Zu ihrem Schutz ist in der Folge jede Form von Repressalien gegenüber Hinweisgeberinnen und Hinweisgebern nach der Richtlinie verboten. Dazu zählen beispielsweise die Versagung einer Beförderung, Aufgabenverlagerung oder sonstige Benachteiligungen. Hinweisgeber, die aufgrund der Richtlinie extern Meldung erstatten, dürfen nicht als Personen gelten, die eine vertragliche oder gesetzliche Offenlegungsbeschränkung verletzt haben. – So weit zu der Richtlinie, die beschlossen wurde.

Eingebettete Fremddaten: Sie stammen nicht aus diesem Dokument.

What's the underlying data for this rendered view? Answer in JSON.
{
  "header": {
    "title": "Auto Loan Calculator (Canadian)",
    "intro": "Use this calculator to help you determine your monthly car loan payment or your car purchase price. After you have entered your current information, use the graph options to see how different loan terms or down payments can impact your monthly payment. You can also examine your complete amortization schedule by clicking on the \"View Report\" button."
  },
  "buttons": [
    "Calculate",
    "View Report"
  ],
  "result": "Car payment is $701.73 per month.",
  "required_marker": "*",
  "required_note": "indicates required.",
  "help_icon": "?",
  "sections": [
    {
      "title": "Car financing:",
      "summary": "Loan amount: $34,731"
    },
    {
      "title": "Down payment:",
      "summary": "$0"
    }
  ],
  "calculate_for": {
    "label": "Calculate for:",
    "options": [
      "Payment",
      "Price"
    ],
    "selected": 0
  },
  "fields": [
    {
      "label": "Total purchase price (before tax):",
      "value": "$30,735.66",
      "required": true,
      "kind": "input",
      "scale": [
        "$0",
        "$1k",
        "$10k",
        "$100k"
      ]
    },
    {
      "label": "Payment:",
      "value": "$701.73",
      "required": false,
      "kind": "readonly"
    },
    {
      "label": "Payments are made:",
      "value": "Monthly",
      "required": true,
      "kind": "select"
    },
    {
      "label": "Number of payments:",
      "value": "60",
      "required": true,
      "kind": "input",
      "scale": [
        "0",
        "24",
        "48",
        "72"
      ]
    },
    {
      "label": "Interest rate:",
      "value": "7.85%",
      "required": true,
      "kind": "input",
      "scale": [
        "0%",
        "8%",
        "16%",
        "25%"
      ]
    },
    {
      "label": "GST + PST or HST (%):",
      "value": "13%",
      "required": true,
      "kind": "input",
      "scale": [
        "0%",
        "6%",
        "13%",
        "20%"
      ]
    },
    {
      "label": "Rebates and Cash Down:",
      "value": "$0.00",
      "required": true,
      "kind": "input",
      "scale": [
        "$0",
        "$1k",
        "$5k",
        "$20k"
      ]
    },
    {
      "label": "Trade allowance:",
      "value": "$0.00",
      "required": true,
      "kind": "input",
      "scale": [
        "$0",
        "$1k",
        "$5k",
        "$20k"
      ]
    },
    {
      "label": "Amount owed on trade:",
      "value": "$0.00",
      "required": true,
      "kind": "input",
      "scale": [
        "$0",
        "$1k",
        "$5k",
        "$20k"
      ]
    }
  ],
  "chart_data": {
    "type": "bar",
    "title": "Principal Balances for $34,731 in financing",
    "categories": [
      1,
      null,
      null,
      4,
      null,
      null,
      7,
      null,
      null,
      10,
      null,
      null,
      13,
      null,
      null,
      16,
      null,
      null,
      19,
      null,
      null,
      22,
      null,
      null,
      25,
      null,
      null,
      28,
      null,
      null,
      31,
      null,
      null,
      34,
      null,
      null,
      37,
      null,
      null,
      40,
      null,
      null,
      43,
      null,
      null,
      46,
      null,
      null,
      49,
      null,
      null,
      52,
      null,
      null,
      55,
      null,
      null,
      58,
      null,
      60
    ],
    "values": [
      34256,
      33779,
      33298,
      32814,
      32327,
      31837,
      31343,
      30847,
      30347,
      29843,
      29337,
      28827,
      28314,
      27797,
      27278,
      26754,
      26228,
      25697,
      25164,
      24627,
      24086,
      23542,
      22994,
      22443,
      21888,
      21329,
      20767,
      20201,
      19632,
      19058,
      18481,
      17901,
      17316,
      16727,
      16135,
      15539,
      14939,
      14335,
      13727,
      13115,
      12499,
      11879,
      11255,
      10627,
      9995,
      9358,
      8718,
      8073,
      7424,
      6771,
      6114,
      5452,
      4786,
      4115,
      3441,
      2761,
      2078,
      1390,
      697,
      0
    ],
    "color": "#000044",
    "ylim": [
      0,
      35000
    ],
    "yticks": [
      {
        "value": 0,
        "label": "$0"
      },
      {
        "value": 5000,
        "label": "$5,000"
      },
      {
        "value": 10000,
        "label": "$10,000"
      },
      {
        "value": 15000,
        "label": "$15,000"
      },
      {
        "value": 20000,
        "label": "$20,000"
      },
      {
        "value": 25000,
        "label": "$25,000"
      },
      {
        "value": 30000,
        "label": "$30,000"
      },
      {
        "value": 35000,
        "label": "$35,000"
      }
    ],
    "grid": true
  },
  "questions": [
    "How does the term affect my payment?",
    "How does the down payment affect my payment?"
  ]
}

Nun könnten Sie sich zurücklehnen und sagen: Gut, dann brauchen wir das Gesetz der GRÜNEN ja wahlweise nicht mehr oder noch nicht. Die Koalition ist ja sehr flexibel, wenn es darum geht, irrationale Begründungen zu bemühen, warum man Gesetzentwürfe der Opposition ablehnt. Aber ich bin gespannt, was heute kommt.

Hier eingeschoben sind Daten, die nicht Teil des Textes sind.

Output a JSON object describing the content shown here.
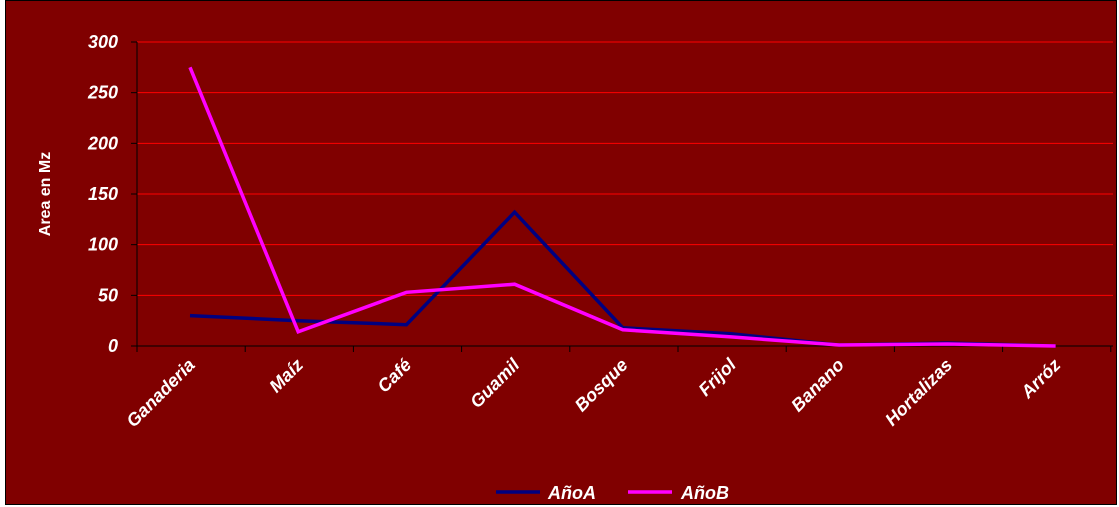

Die Richtlinie tritt nämlich erst im Jahr 2021 in Kraft. Es gibt also noch genügend Zeit, sie umzusetzen; aber es gibt auch genügend Zeit, eigene Richtlinien zu erlassen. Die
Pflichten betreffen nämlich nicht nur die Bundesrepublik Deutschland, sondern beispielsweise auch die Kommunen, und somit ist auch der Freistaat Sachsen in der Umsetzung gefordert.

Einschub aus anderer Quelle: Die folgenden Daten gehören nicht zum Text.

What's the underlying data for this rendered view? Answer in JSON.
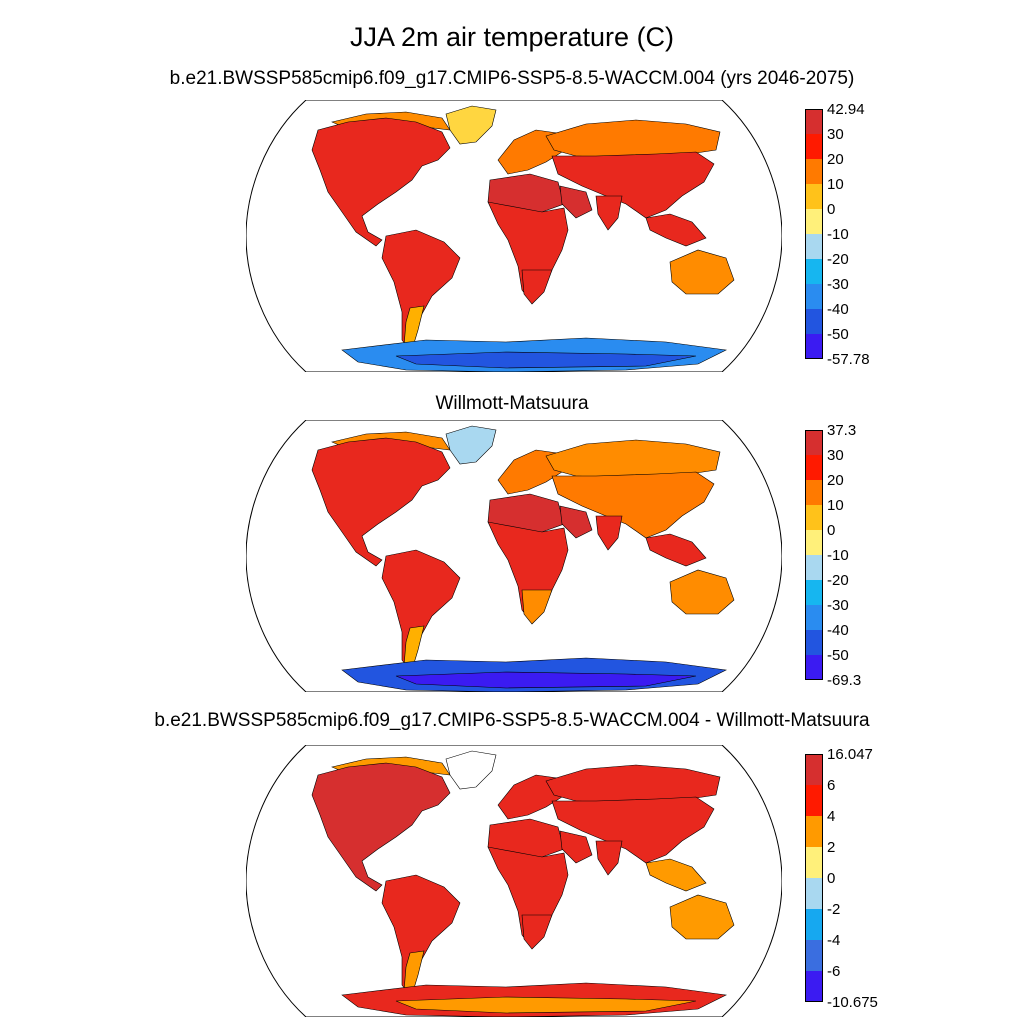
{
  "title": "JJA 2m air temperature (C)",
  "panels": [
    {
      "subtitle": "b.e21.BWSSP585cmip6.f09_g17.CMIP6-SSP5-8.5-WACCM.004 (yrs 2046-2075)",
      "colorbar": {
        "labels": [
          "42.94",
          "30",
          "20",
          "10",
          "0",
          "-10",
          "-20",
          "-30",
          "-40",
          "-50",
          "-57.78"
        ],
        "colors": [
          "#d62f2f",
          "#ff1a00",
          "#ff7a00",
          "#ffc21a",
          "#fff07a",
          "#a9d8f0",
          "#16b6f0",
          "#2a8cf0",
          "#2255e0",
          "#3b1bf2"
        ]
      },
      "regions": {
        "north_america": "#e8281e",
        "greenland": "#ffd640",
        "canada_arctic": "#ff8c00",
        "south_america": "#e8281e",
        "patagonia": "#ffb000",
        "europe": "#ff7a00",
        "siberia": "#ff7a00",
        "asia": "#e8281e",
        "sahara": "#d62f2f",
        "africa": "#e8281e",
        "africa_south": "#e8281e",
        "arabia": "#d62f2f",
        "india": "#e8281e",
        "southeast_asia": "#e8281e",
        "australia": "#ff8c00",
        "antarctica": "#2a8cf0",
        "antarctica_inner": "#2255e0"
      }
    },
    {
      "subtitle": "Willmott-Matsuura",
      "colorbar": {
        "labels": [
          "37.3",
          "30",
          "20",
          "10",
          "0",
          "-10",
          "-20",
          "-30",
          "-40",
          "-50",
          "-69.3"
        ],
        "colors": [
          "#d62f2f",
          "#ff1a00",
          "#ff7a00",
          "#ffc21a",
          "#fff07a",
          "#a9d8f0",
          "#16b6f0",
          "#2a8cf0",
          "#2255e0",
          "#3b1bf2"
        ]
      },
      "regions": {
        "north_america": "#e8281e",
        "greenland": "#a9d8f0",
        "canada_arctic": "#ff8c00",
        "south_america": "#e8281e",
        "patagonia": "#ffb000",
        "europe": "#ff7a00",
        "siberia": "#ff8c00",
        "asia": "#ff7a00",
        "sahara": "#d62f2f",
        "africa": "#e8281e",
        "africa_south": "#ff8c00",
        "arabia": "#d62f2f",
        "india": "#e8281e",
        "southeast_asia": "#e8281e",
        "australia": "#ff8c00",
        "antarctica": "#2255e0",
        "antarctica_inner": "#3b1bf2"
      }
    },
    {
      "subtitle": "b.e21.BWSSP585cmip6.f09_g17.CMIP6-SSP5-8.5-WACCM.004 - Willmott-Matsuura",
      "colorbar": {
        "labels": [
          "16.047",
          "6",
          "4",
          "2",
          "0",
          "-2",
          "-4",
          "-6",
          "-10.675"
        ],
        "colors": [
          "#d62f2f",
          "#ff1a00",
          "#ff9a00",
          "#fff07a",
          "#a9d8f0",
          "#16a8f0",
          "#3a6ee0",
          "#3b1bf2"
        ]
      },
      "regions": {
        "north_america": "#d62f2f",
        "greenland": "#ffffff",
        "canada_arctic": "#ff9a00",
        "south_america": "#e8281e",
        "patagonia": "#ff9a00",
        "europe": "#e8281e",
        "siberia": "#e8281e",
        "asia": "#e8281e",
        "sahara": "#e8281e",
        "africa": "#e8281e",
        "africa_south": "#e8281e",
        "arabia": "#e8281e",
        "india": "#e8281e",
        "southeast_asia": "#ff9a00",
        "australia": "#ff9a00",
        "antarctica": "#e8281e",
        "antarctica_inner": "#ff9a00"
      }
    }
  ]
}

Wir GRÜNEN gehen mit unseren Forderungen aber noch über die soeben beschriebene Richtlinie hinaus. Bevor Fragen kommen: Ja, es ist nach der Richtlinie ohne Weiteres gestattet, den Schutzstandard höher anzusetzen. Wir fordern den Schutz von Whistleblowern selbstverständlich auch bei Verstößen, die nicht das EU-Recht betreffen, sondern sächsische oder bundesrechtliche Regelungen, zum Beispiel erhebliche Straftaten, oder wenn eine gegenwärtige Gefahr für Leben, Gesundheit, Freiheit oder Umwelt droht. Wir GRÜNEN fordern den Schutz von Hinweisgeberinnen und Hinweisgebern mit diesem Gesetzentwurf ab sofort; denn schon heute gibt es Situationen, in denen redliche Bedienstete des Landes diesen Schutz benötigen.
Werte Kolleginnen und Kollegen, ich will nicht behaupten, dass mit diesem Gesetzentwurf alle Verpflichtungen aus der Richtlinie umgesetzt wurden; sie war uns ja bei der Erarbeitung des Gesetzes nicht bekannt. Gerade bei den Verfahren zu internen und externen Meldekanälen ist die bloße Ernennung eines Vertrauensanwalts oder die Errichtung eines elektronischen Systems zur anonymen Kommunikation, so wie wir es vorsehen, sicher nicht ausreichend. Hierzu bedarf es einiger Anpassungen im Beamtengesetz, die mit denen im Beamtenstatusgesetz komplementär einhergehen müssen.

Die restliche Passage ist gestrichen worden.